Once the tool finishes its run, you should receive a detailed diagnostic of your model performance:
The assessment of top variable importance provides a general sense of which factors helped the model (median income and ocean proximity mattered a great deal). For now, let’s make note of our R-Squared value: 0.706 (this may differ slightly when you execute).
Please note: To create a model that does not change in every run, a seed can be set in the Random Number Generator environment setting. There will still be randomness in the model, but that randomness will be consistent between runs.
Now that we tried the original approach of estimating home sale values that primarily uses non-spatial factors, let’s explore how the model changes as we introduce distance-based training features.
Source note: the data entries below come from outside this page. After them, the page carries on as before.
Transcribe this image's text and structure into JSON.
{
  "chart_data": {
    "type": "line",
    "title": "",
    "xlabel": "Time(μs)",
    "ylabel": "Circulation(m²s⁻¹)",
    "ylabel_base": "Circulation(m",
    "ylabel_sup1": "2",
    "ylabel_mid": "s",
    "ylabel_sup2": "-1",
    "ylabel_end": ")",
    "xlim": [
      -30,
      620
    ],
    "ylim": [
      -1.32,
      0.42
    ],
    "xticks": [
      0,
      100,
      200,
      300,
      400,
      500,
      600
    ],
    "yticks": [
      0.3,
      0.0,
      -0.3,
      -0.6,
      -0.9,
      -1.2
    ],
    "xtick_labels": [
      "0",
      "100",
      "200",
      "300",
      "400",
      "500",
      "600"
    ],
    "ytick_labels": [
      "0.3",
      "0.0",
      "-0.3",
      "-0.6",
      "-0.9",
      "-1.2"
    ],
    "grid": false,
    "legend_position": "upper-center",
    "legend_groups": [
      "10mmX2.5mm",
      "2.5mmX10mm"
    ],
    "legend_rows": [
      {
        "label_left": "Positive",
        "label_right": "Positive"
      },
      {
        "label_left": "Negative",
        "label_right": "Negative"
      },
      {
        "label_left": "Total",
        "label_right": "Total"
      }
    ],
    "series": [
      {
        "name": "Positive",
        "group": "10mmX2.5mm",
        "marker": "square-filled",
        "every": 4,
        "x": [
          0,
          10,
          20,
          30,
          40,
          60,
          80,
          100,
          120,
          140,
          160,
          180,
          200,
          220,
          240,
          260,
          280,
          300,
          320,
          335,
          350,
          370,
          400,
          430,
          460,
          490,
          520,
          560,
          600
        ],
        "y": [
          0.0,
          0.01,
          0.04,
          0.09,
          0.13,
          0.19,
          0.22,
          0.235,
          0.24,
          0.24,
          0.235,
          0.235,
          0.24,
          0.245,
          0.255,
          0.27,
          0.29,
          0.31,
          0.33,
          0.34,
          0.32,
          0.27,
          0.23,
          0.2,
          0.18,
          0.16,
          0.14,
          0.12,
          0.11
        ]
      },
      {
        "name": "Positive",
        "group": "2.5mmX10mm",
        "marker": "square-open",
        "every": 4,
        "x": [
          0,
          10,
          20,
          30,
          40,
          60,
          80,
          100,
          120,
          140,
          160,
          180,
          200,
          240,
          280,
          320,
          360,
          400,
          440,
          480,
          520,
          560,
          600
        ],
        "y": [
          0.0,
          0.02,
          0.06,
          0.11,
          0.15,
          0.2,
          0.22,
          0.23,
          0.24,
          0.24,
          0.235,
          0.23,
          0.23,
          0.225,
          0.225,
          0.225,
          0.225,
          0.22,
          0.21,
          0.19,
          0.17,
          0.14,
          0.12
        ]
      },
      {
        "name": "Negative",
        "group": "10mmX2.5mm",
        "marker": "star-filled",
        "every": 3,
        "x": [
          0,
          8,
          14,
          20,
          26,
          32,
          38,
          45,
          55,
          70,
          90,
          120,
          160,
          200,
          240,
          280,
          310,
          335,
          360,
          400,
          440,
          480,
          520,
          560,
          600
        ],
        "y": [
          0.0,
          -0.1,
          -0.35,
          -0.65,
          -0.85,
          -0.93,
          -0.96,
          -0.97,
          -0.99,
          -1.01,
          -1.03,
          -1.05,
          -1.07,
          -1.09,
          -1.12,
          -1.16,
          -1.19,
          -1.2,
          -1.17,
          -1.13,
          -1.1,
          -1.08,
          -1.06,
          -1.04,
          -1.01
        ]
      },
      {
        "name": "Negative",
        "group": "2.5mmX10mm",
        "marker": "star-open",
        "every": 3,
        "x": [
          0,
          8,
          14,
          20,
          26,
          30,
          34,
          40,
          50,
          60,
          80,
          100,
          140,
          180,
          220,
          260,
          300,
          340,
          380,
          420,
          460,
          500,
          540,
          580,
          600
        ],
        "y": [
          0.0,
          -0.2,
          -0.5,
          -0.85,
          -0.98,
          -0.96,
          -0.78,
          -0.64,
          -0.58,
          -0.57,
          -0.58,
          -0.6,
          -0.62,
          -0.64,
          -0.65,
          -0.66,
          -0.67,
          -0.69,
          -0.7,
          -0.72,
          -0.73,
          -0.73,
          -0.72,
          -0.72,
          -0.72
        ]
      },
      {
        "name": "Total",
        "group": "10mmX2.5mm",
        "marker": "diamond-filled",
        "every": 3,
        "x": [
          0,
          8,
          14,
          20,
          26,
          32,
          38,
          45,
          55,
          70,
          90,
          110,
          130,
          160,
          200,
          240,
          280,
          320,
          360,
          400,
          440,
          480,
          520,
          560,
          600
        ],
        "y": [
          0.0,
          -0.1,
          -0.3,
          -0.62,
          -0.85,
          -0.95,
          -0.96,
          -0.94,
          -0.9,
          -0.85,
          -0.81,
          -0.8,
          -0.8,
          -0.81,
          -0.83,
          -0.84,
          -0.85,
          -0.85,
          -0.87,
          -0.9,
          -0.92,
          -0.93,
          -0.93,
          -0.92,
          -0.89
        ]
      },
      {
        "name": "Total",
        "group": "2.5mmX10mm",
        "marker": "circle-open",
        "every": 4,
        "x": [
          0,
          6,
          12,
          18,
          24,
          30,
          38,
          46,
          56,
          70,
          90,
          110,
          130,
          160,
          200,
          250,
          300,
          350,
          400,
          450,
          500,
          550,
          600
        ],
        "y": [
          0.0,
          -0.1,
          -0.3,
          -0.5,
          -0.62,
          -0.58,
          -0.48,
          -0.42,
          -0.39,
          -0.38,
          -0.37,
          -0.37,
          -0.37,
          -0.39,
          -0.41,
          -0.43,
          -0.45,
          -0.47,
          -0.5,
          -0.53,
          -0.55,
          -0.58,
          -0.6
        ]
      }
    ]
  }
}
The goal is to compute the distances between each tract and a series of potentially important features that relate to home prices. For our simple exploratory exercise, we’ve brought point feature classes of golf courses, schools, hospitals, recreational areas, and cemeteries. We will also bring in a polyline feature class of the California coastline.
To calculate all those distances, you could conceive of a script to iterate on each record and run some proximity functions to determine the distances between each geometry record… or you could simply open the Forest-based Classification and Regression tool and drag and drop each feature class into the Explanatory Training Distance Features parameter:
Once you have each distance feature loaded, we can run the tool. Our parameters at this point looked like this:
Feel free to experiment with your own potential explanatory training factors! A brief example: Can you find a dataset of public transit station locations, bring it into your ArcGIS Pro Project, and load the locations to the Explanatory Training Distance Features parameter? How does this factor change your model?
Once the tool runs, we can evaluate our diagnostics and compare with the original model:
The new regression diagnostics land at an R-Squared of 0.763. Interestingly, a basic model with mostly distance-based factors performed a bit better than the original model that mostly considered the non-spatial characteristics of the homes (number of bathrooms, etc.). If anything — this is data-driven proof of the location, location, location adage!
The run of the tool will also provide the model outputs across your input data:
This isn’t inherently useful on its own since we are basically predicting on records with known values, but it’s useful to see how distance-based features change the model performance. Better yet, its extremely useful to be able to incorporate existing additional GIS data into the model’s considerations for proximity in such a fast and intuitive way.
Note: An additional important aspect of Forest-based Classification and Regression is the way in which the effects of multicollinearity in candidate explanatory factors does not prevent you creating effective models. To understand how random forest mitigates for issues with multicollinearity, I encourage you to explore further in the tool documentation and in additional random forest documentation.
Conclusion and Resources
Performing analysis to predict any event or value is sure to be an exploratory, iterative, messy, and time-consuming exercise. To support these workflows, we need tools that help us quickly incorporate spatial data, support testing, let us quickly evaluate results, and allow us to repeat until we reach a satisfactory result.
Forest-based Classification and Regression extends the utility of the powerful random forests machine learning algorithm by incorporating the ability to consider not just attribute data in your models, but also distance-based training features and explanatory rasters to leverage location in your analysis.